# Optimize stacking time series by offsetting start times (feels like a backpack problem?)

1. Given a time-series of data collected from a single running process that takes 8 hours to complete:
Minute GB of Disk Space Used
0 0
1 8
2 15
3 22

...Etc. It is sampled every minute, for 8 hours. The # of GB used jumps up and down a lot, and ends back at 0, like a big spiky mountain shape. I'm making a (large) assumption that running multiple instances of this process in parallel takes up proportionally more space, but doesn't slow eachother down.

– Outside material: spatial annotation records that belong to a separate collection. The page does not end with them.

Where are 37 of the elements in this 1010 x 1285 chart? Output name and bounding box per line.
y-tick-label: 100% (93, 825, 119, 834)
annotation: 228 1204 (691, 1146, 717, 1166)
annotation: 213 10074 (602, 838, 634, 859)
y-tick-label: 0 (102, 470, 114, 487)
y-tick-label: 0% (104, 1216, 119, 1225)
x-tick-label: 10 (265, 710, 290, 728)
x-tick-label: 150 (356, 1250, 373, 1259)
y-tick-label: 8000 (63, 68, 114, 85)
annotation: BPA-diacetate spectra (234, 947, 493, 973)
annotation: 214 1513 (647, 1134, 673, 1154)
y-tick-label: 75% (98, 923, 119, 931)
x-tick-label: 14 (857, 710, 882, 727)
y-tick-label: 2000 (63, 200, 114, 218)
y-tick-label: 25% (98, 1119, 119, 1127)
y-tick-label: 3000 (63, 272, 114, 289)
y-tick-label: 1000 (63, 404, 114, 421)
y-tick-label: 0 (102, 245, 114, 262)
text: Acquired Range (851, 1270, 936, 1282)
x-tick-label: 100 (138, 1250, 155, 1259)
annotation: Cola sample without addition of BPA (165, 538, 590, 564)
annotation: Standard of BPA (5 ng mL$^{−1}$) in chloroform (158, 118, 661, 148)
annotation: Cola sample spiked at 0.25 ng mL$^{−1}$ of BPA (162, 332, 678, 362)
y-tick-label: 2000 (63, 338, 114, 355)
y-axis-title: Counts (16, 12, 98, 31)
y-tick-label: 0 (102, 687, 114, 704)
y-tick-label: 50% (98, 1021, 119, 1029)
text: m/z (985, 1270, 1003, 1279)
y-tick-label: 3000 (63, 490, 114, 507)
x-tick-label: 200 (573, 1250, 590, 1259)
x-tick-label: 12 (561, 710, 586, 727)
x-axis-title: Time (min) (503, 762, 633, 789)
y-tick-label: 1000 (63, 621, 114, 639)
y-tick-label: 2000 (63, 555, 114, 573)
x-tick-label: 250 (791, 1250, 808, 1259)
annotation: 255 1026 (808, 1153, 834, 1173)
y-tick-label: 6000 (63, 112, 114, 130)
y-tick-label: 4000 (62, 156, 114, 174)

1. I've also got a hard upper bound that the summed area graph (the total of all space usage at any given minute) can't go above.

My personal upper-bound is 780GB (the amount of spare disk space), and if I ran 53 processes in parallel starting at the same time, they would all add up at minute 2 to (53 * 15) = 795 (which is > 780), the disk would run out of space, and everything would crash. Or if I ran 35 in parallel, they would crash at minute 3. No crashing allowed!

1. The goal is complete as many runs of the process as possible within the next 7 days, by "packing them in" and running them in some overlapping manner by deciding when each run of the process starts.

## First Attempt: Greedy

At first I thought it was a simple greedy problem: At every minute, ask "can you start a new process without the total of all running processes exceeding the limit in the future?" If yes, great! start a new one. If not, wait a minute and try again. This leads to "start 3 processes immediately. Wait until they all finish. Then do it again for 7 days."

## Second Attempt: recursive?

Done! wait... that feels wrong, backpack-packing style. What about "If you line up runs A and B just right, they make a valley you could fit C in to."

Which makes it feel like a recursive solve problem. Is there an accepted way to optimize this sort of thing?

## Third Attempt: Minimize the Maximum (like Tetris?)

My best guess at this point is a simple optimization strategy:

1. Define a time bound (7 days)
2. Place the next process start time at whatever is the minimizes the "max space used on the drive, over all time"
3. If there are ties, move the graph to the soonest start point.
4. Repeat #2 until nothing more fits.

This would work out to:

1. First process starts immediately.
2. Second process starts before the first one finishes: Whenever is in the downslope of the first one exceeds the upslope of the second one.
3. Keep adding process start times until there isn't a place to slot in one more.
• You can get a quick lower bound on the maximum disk space required for a "stack" of $k$ copies of the time series by solving a relaxed problem in which the order of values can be permuted freely. Starting from an array of $7\times 24\times 60$ zeros, repeat the following $k$ times: Add the largest time series value to the smallest array element, the second-largest to the second-smallest, etc. Afterwards, the maximum array element is a lower bound on the storage needed. May 4 at 14:20
• @j_random_hacker - nice! May 5 at 21:29
• @greybeard updated to "First Attempt" May 5 at 21:31

I suspect this problem is NP-hard, but haven't been able to prove it. In any case, Integer Linear Programming (ILP) is a good way to solve it.

Let $$c_1, \dots, c_n$$ be the series data. For each valid start time $$i$$, create a variable $$x_i$$ to hold the number of copies to start at this time and add the constraint $$x_i \ge 0$$. For each minute of time $$i$$ (now also including the 8 hours' worth after all valid starting times), add the constraint $$\sum_j c_{i-j+1}x_j \le 780$$. Objective: Maximise $$\sum_i x_i$$.

Although this will make for a fairly large ILP instance, my feeling is that will be a "nice" one that can be solved to optimality quickly by a commercial solver like CPLEX or Gurobi. But in case it's not: Even a free LP solver will solve the LP relaxation of this without difficulty; rounding down the $$x_i$$ gives a feasible solution. If there are few variables $$\ge 1$$, so that rounding gives an unhelpful answer, you can always just remove some of the variables (I suggest removing the ones with the lowest values) and re-solve.